Por Camila Alvarenga, no Opera Mundi

No programa 20Minutos desta sexta-feira (12/03), o jornalista Breno Altman entrevistou a cartunista Laerte Coutinho, que falou sobre a transgeneridade no país, tema que vem conquistando espaço nas discussões sobre gênero e sexualidade.
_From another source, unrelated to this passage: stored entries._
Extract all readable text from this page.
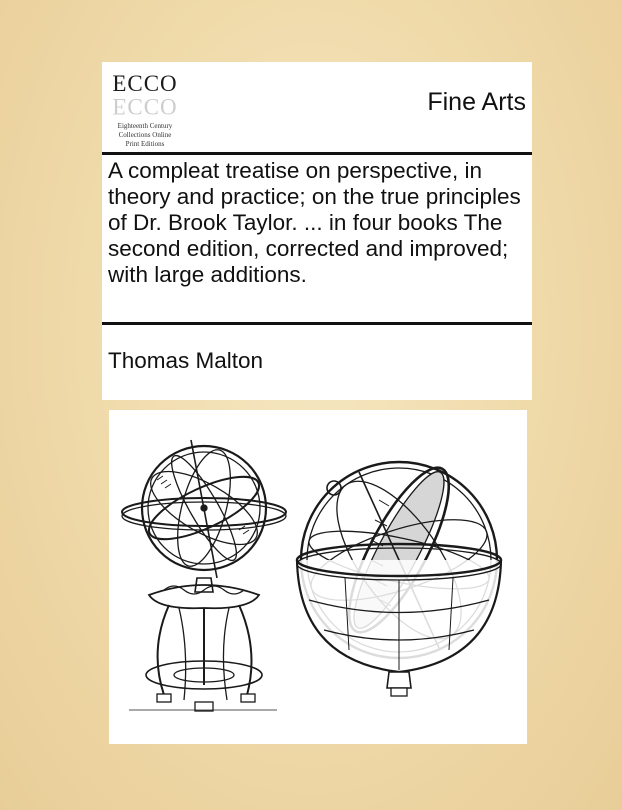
ECCO
ECCO
Eighteenth Century
Collections Online
Print Editions
Fine Arts
A compleat treatise on perspective, in theory and practice; on the true principles of Dr. Brook Taylor. ... in four books The second edition, corrected and improved; with large additions.
Thomas Malton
Para a artista, há uma percepção com “limitação” no que se refere aos gêneros, prevalecendo uma “ideia binária” do que é ser homem ou mulher, como se fossem as “únicas duas possibilidades” que existem dentro da sociedade.

“Ser mulher não é uma coisa só. Ser mulher é, também, uma construção cultural perfeitamente habitável. Não tem nada que impeça qualquer pessoa de ser mulher. Mas ser mulher também parte de uma ideia binária, de que ser homem ou mulher são as únicas duas possibilidades, o que eu acho muito limitado. Existem pessoas que fazem questão de não estar nem num ponto, nem no outro”, disse.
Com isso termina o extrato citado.